Dessa forma o conceito antropológico de experiência da enfermidade, discutido no tópico acima ganha um novo significado, implicando em um determinado status para o indivíduo doente. Morais(2004) adverte que se tomarmos o exemplo da divulgação científica, um sem número de problemas podem ser apontados, tanto pela especificidade do tema quanto pela visão sacralizada que se criou em torno da ciência, o que implica em tecnicismo e em decisões de poder disfarçadas de comunicação institucional.

Desta maneira a racionalidade instrumental se apropria da linguagem dentro de uma lógica que compreende relações de poder.

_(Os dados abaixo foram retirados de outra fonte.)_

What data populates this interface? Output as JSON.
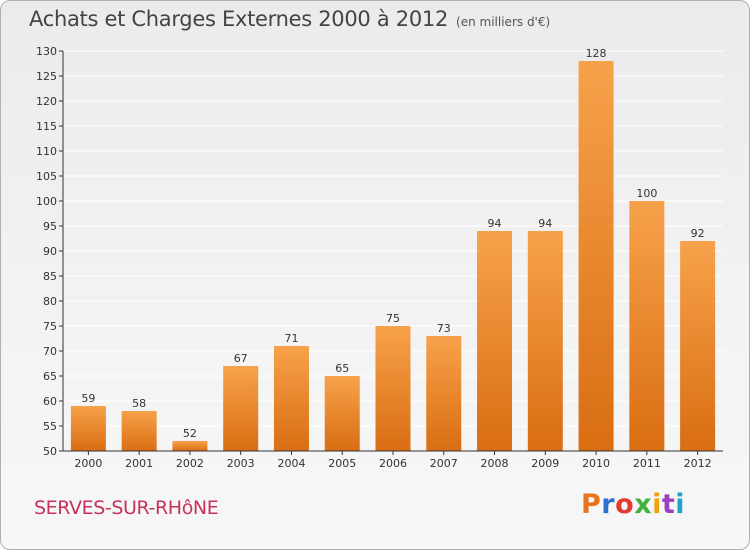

A atividade política transforma-se em “tarefas técnicas resolúveis administrativamente” (HABERMAS, 1988).

Assim, segundo este autor, torna-se necessária uma razão que não seja instrumento de dominação, mas de democracia: a razão comunicativa. A razão comunicativa alcança a esfera da interação entre sujeitos, marcada por simbolismo e subjetivismo, experiências pessoais e a contextualização dialógica de agentes lingüísticos.

As técnicas de divulgação são utilizadas pelos serviços de saúde no país desde o início do século XX. A comunicação de massa é, nesse primeiro momento, que na realidade prossegue até os anos 70, marcada fortemente pela idéia de transferência da informação. As campanhas são direcionadas para um público alvo específico, mas, para atingi-lo percebe-se rapidamente a necessidade de um ajuste da linguagem. Prevalece, no entanto, a concepção de um emissor ativo em relação a um receptor passivo (ARAÚJO, 2003).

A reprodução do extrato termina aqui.